We are having ladies’ conference this weekend. I always go. Except last year. It is a great time to catch up with my best friend who lives over three hours away. Last year, I had failed to write the conference down on my calendar and had other commitments. I couldn’t, or rather didn’t, make the time to see her. After all, we had plans to get together several times over the summer so what was another month or so? Then she passed away unexpectedly. I have always regretted not making time to go to the conference last year. So, I went one night. It wasn’t easy. The speaker is a lady that Beth and I talked about wanting to hear in person for years. I had to go for her. I closed my eyes and worshiped and could almost swear that I heard her beside me. I know she would have loved it.
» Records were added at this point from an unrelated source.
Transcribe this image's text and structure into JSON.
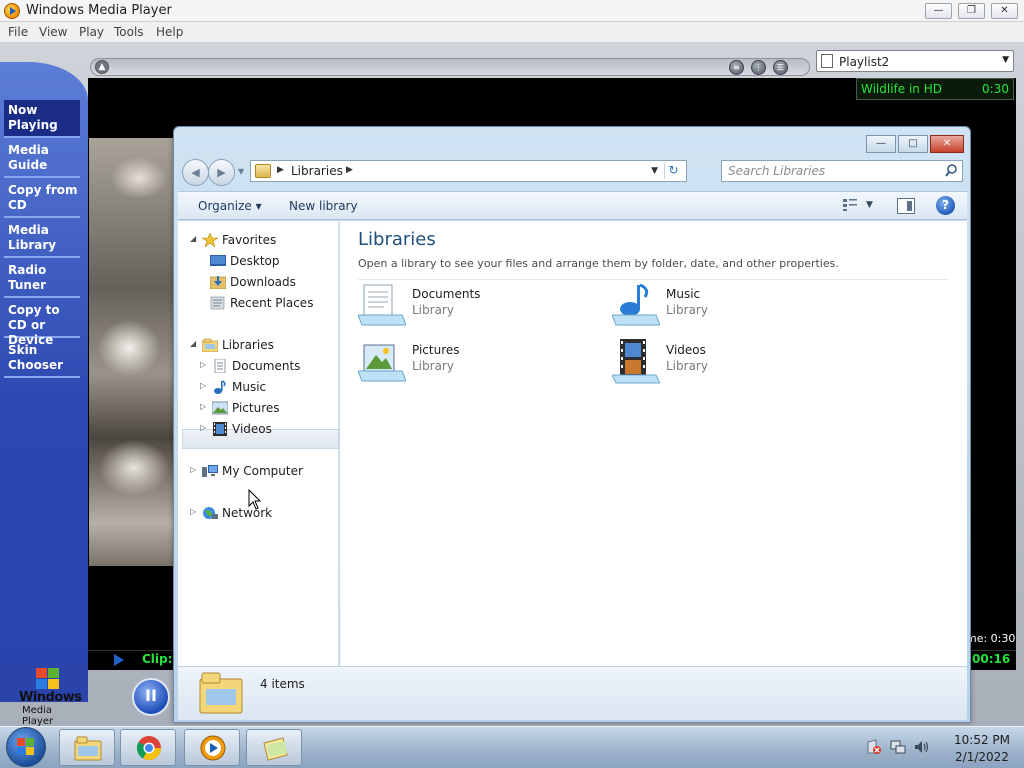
{
  "wmp": {
    "title": "Windows Media Player",
    "menu": [
      "File",
      "View",
      "Play",
      "Tools",
      "Help"
    ],
    "taskpane": [
      "Now Playing",
      "Media Guide",
      "Copy from CD",
      "Media Library",
      "Radio Tuner",
      "Copy to CD or Device",
      "Skin Chooser"
    ],
    "logo_line1": "Windows",
    "logo_line2": "Media Player",
    "playlist": "Playlist2",
    "now_playing_item": {
      "title": "Wildlife in HD",
      "duration": "0:30"
    },
    "time_label": "me: 0:30",
    "clip_label": "Clip: W",
    "clip_time": "00:16",
    "pause_symbol": "II",
    "accent": "#2b47b0",
    "status_green": "#27e23a"
  },
  "explorer": {
    "address": "Libraries",
    "search_placeholder": "Search Libraries",
    "toolbar": {
      "organize": "Organize ▾",
      "new_library": "New library"
    },
    "nav": {
      "favorites": "Favorites",
      "favorites_items": [
        "Desktop",
        "Downloads",
        "Recent Places"
      ],
      "libraries": "Libraries",
      "libraries_items": [
        "Documents",
        "Music",
        "Pictures",
        "Videos"
      ],
      "computer": "My Computer",
      "network": "Network"
    },
    "content": {
      "title": "Libraries",
      "description": "Open a library to see your files and arrange them by folder, date, and other properties.",
      "libraries": [
        {
          "name": "Documents",
          "type": "Library",
          "icon": "documents-icon"
        },
        {
          "name": "Music",
          "type": "Library",
          "icon": "music-icon"
        },
        {
          "name": "Pictures",
          "type": "Library",
          "icon": "pictures-icon"
        },
        {
          "name": "Videos",
          "type": "Library",
          "icon": "videos-icon"
        }
      ]
    },
    "details": {
      "count": "4 items"
    },
    "title_color": "#1f4f7a"
  },
  "taskbar": {
    "apps": [
      "explorer-icon",
      "chrome-icon",
      "media-player-icon",
      "folder-icon"
    ],
    "clock": {
      "time": "10:52 PM",
      "date": "2/1/2022"
    }
  }
}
I have four friends all going through a very dark time in their lives. I don’t know what to say. I can’t take the pain away. It’s only by God’s grace that we aren’t going through the same trials. My heart breaks for them each. They each are dealing with their pain differently. I have no idea what I would do in the same situations. How do you forgive people that deliberately has hurt your child in some way or another? Even when unkind words are spoken to my children, or they are not included, it takes me much longer to get past it than it does my kids. I can still tell you every kid that has ever done anything to hurt any of kids’ feelings. Yet, I can’t remember anyone that has crossed me. I am praying that my friends will all be able to extend forgiveness and be able to heal. I pray that God will guide them and give them wisdom to handle the situations.
I am learning the bad things happen to good people.
I don’t have to understand it. I don’t think that is even possible.
But I am learning to trust that He knows all and will take care of it.